So – I came back from being out of the office for two days, and found that I had 90 emails in my inbox. Now – some of you might think that is a lot – and some of you might think that is nothing compared to what you get – but it really caused me to stop and think. Partly because I had just recently come back from a 11 day vacation (being out 7 business days) and I came back to 381 emails. And also because I knew that most of my co-workers knew I would be out those two days and wouldn’t be sending me emails.
SO – I took a really close look at those 90 emails to see what they comprised. And with just a few exceptions, they were either : daily news, newsletter/updates from sites I was subscribed to, or emails from marketers who ultimately want me to buy something. Several months back, in one of my personal emails (which I call my “shopping” email – I use it to register on sites I shop at), I had looked at the ridiculous volume of email I was getting – often as much as 100 emails a day – all legitimate marketing emails from these shopping sites – and I started to par down. To Unsubscribe. It’s something we can sometimes forget we can do – opt out of this craziness. I have some sites that literally were sending me more than one email a day! How crazy/pushy/obnoxious is that! So I pared back a lot. (and will probably do so again in the near future.) Having done this with my personal email, I realized I really should be doing the same in my work email.
I have previously posted on setting up Rules and Filters for your Inbox, so that stuff you can read like newsletters is separated out from your important work email. But looking at my 90 email inbox – I realized I needed to do some more filtering, And I unsubscribed from 10 different vendors, whom I had previously downloaded a white paper from but whose subsequent emails had been non-informative in a greater sense, but more “here is my new product – buy it”.

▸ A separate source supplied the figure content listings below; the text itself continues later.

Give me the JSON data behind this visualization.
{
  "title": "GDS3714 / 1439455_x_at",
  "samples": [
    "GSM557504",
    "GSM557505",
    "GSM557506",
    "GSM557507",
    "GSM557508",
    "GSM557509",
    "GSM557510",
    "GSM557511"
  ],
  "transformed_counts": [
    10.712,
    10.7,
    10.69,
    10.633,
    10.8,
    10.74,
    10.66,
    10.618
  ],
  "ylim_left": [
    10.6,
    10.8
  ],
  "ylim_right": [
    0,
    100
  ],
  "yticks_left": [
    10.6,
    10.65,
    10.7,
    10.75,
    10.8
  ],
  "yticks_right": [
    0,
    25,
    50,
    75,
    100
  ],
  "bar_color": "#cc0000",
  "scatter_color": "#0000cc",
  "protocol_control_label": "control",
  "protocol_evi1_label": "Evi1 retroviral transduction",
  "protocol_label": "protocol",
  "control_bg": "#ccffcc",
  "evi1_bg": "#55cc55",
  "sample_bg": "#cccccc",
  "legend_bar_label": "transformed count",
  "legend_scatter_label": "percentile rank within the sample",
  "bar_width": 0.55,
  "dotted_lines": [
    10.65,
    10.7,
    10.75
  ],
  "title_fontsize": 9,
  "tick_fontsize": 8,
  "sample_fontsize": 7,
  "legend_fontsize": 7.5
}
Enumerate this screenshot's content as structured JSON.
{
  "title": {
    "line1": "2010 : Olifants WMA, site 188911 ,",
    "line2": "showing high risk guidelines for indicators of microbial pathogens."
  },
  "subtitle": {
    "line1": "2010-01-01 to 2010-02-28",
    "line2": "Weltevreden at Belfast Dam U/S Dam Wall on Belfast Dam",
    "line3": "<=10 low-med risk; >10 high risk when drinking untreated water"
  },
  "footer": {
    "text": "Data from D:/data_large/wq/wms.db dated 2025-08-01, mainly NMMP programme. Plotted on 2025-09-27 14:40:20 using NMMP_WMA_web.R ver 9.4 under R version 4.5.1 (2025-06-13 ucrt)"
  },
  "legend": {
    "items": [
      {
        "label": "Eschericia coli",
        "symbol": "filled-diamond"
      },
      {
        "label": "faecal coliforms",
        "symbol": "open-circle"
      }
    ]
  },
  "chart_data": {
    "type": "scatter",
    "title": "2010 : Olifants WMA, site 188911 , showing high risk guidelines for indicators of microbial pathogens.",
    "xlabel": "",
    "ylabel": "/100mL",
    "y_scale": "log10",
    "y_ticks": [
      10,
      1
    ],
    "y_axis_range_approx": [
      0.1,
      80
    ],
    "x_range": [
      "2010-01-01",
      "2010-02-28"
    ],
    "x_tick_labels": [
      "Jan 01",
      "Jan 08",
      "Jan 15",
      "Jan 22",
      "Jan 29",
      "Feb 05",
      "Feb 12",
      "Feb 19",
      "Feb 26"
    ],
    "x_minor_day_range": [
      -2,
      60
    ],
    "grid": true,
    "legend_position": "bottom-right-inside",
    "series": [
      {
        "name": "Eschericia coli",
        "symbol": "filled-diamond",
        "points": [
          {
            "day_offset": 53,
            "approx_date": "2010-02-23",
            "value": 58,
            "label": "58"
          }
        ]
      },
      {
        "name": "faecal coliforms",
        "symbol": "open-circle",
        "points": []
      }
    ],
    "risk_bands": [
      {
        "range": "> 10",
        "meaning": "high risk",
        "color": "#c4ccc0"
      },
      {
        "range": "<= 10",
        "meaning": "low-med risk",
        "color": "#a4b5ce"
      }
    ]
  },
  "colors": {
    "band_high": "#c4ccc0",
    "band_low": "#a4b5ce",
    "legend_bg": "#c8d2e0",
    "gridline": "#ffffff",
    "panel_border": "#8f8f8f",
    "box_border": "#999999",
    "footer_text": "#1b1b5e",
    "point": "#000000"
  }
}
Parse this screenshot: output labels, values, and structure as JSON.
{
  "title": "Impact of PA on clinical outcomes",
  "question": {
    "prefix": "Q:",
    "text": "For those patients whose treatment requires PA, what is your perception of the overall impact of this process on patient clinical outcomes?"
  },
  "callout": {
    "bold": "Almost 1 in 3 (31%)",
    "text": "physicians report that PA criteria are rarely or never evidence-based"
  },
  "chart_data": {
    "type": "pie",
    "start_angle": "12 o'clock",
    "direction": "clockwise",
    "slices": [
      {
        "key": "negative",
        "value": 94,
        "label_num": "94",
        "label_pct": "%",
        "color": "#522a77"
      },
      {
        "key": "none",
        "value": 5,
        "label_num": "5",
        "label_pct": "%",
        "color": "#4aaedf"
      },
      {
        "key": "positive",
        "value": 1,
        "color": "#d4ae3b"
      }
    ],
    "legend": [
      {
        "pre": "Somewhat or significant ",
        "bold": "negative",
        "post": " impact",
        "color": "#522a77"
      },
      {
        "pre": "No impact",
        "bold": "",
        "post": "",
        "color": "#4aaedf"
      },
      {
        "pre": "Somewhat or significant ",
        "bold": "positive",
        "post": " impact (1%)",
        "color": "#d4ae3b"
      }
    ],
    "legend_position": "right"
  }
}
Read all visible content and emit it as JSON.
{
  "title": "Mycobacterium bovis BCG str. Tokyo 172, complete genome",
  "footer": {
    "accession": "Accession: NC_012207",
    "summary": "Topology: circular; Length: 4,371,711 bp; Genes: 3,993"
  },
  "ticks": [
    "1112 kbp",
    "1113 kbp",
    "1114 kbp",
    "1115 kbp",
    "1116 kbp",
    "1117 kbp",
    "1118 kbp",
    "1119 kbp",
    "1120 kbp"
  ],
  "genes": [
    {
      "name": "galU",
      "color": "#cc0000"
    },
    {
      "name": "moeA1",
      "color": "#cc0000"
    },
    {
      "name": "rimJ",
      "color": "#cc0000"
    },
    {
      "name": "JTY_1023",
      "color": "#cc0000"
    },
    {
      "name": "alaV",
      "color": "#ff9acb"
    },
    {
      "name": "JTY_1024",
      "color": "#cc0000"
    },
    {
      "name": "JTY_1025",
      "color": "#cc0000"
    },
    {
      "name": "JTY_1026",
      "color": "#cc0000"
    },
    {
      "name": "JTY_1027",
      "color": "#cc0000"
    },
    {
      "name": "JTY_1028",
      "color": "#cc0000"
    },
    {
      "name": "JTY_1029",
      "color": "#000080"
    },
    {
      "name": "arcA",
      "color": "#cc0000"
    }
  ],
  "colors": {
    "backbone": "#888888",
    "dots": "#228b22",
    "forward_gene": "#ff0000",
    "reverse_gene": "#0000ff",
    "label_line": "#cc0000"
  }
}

I have come up with a new rule about vendors which is Not to opt into any more email newsletters. Marketing through email newsletters has increasingly become less and less useful to me, as an end-user, and the sheer volume produced by many vendors has turned me off on them. What does work: vendors with effective blogs. I watched a webinar the other week on Marketingprofs.com where Mack Collier, a social media consultant, trainer and speaker, talked about what makes an effective company blog. He mentioned companies that had blogs that were useful to their customers, like Patagonia with their “The Cleanest Line” blog which talks about environmental activism and carbon footprint – things that may be interests of a lot of their customers. He said the point was not to have a blog that was pushing your products. The point was to create a useful destination giving your customers a great reason to consistently visit your site, and through providing useful information, to also build trust in your brand. As I scoped out my inbox, I kept this usefulness concept in mind – and that determined who made the cut and who I unsubscribed from.
How well did I do at cleaning out my Inbox? So well that, when I came in this morning, I thought that there was something wrong with my email server – That my inbox couldn’t be “that empty” on a Monday Morning! I even sent myself a test email from my other account to make sure the servers where working! And then it hit me – the Rules were in effect. And this “small” amount I was seeing was my REAL email.
For those of you who feel overwhelmed with a huge inbox – this is to encourage you to invest the time and set up rules and filters and unsubscribe from vendors who are sending you more clutter and noise. It may take a few passes to get yourself optimized, but the end result is that if you are staring at 10 emails you need to deal with – you won’t feel as stressed or overwhelmed as staring at an inbox with 100 emails – in which 10 actually important ones are hidden in the noise.